Third quarter 2020 Fishing & Rental Services revenues were $4.1 million, essentially flat as compared to second quarter 2020 revenues of $4.0 million. The segment generated a loss before income taxes of $0.4 million ((10.7)% of revenue) and Adjusted EBITDA of $0.4 million in the third quarter of 2020 as compared to a loss before income taxes of $1.7 million ((43.3)% of revenue) and Adjusted EBITDA of nil in the second quarter of 2020. Third quarter 2020 loss before income taxes and Adjusted EBITDA improved over the second quarter due to lower depreciation expense and lower operating expenses resulting from the Company’s cost reduction program.
Third quarter 2020 Coiled Tubing Services revenues were $1.7 million as compared to second quarter 2020 revenues of $1.9 million. Utilization of large diameter coiled tubing units averaged 0.4 units during the third quarter of 2020 as compared to 0.4 during the second quarter of 2020. Pricing for Coiled Tubing Services in the third quarter was essentially flat versus the second quarter of 2020. Both pricing and utilization during the third quarter of 2020 continued to be negatively impacted by reduced customer demand attributable to lower completion activity resulting from low oil prices. The segment loss before income taxes was $1.3 million ((77.3)% of revenue) and Adjusted EBITDA was $(0.5) million ((27.2)% of revenue) in the third quarter of 2020 as compared to a loss before income taxes of $1.8 million ((98.1)% of revenue) and Adjusted EBITDA of $(0.6) million ((30.5)% of revenue) in the second quarter of 2020. The improvement in the loss before income taxes and Adjusted EBITDA in the third quarter of 2020 was attributable to lower operating expenses resulting from the Company’s cost reduction initiatives.

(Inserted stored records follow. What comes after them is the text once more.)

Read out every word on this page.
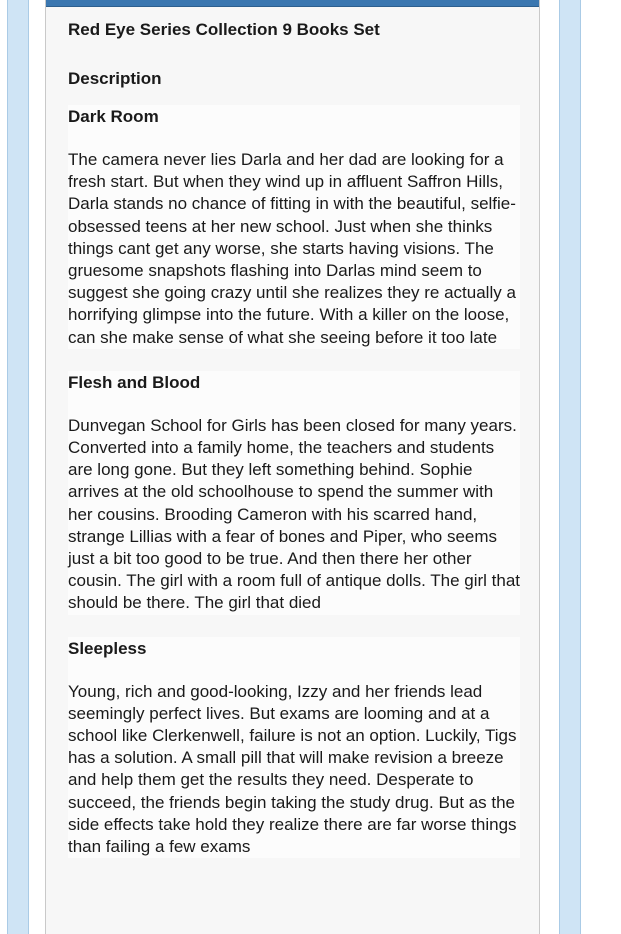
Red Eye Series Collection 9 Books Set
Description
Dark Room
The camera never lies Darla and her dad are looking for a fresh start. But when they wind up in affluent Saffron Hills, Darla stands no chance of fitting in with the beautiful, selfie-obsessed teens at her new school. Just when she thinks things cant get any worse, she starts having visions. The gruesome snapshots flashing into Darlas mind seem to suggest she going crazy until she realizes they re actually a horrifying glimpse into the future. With a killer on the loose, can she make sense of what she seeing before it too late
Flesh and Blood
Dunvegan School for Girls has been closed for many years. Converted into a family home, the teachers and students are long gone. But they left something behind. Sophie arrives at the old schoolhouse to spend the summer with her cousins. Brooding Cameron with his scarred hand, strange Lillias with a fear of bones and Piper, who seems just a bit too good to be true. And then there her other cousin. The girl with a room full of antique dolls. The girl that should be there. The girl that died
Sleepless
Young, rich and good-looking, Izzy and her friends lead seemingly perfect lives. But exams are looming and at a school like Clerkenwell, failure is not an option. Luckily, Tigs has a solution. A small pill that will make revision a breeze and help them get the results they need. Desperate to succeed, the friends begin taking the study drug. But as the side effects take hold they realize there are far worse things than failing a few exams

General and Administrative Expenses
General and Administrative (G&A) expenses were $12.3 million in the third quarter of 2020 compared to $13.6 million in the second quarter. Third quarter 2020 G&A expenses include $0.3 million of severance and restructuring expense and $1.5 million of nonrecurring professional fees. Second quarter 2020 G&A expenses included $1.6 million of severance and restructuring costs. Excluding these items, G&A expense was $10.5 million in the third quarter of 2020, a decrease of approximately 12% as compared to $12.0 million in the second quarter of 2020. G&A expenses continued to benefit from steps taken in the first half of 2020 to lower personnel costs, including wage cuts and the suspension of the Company’s match of 401(k) contributions.
Liquidity
As of September 30, 2020, Key had total liquidity of $13.2 million, consisting of $4.5 million in unrestricted cash and $8.7 million of borrowing capacity under the ABL Credit Facility. As of September 30, 2020, Key’s total borrowing base under the ABL Credit Facility was $44.9 million, with collateral consisting of $17.5 million of eligible accounts receivable and $27.4 million of cash posted as additional collateral to support outstanding letters of credit. At November 6, 2020, Key’s liquidity was $13.0 million, consisting of $4.6 million of unrestricted cash and $8.4 million of borrowing capacity under the ABL Credit Facility. Capital expenditures and asset sales proceeds for the third quarter of 2020 were $0.2 million and $1.6 million, respectively, and for the nine months ended September 30, 2020, totaled $1.2 million and $5.0 million, respectively.
About Key Energy Services
Key Energy Services is the largest onshore, rig-based well servicing contractor based on the number of rigs owned. Key provides a complete range of well intervention services and has operations in all major onshore oil and gas producing regions of the continental United States.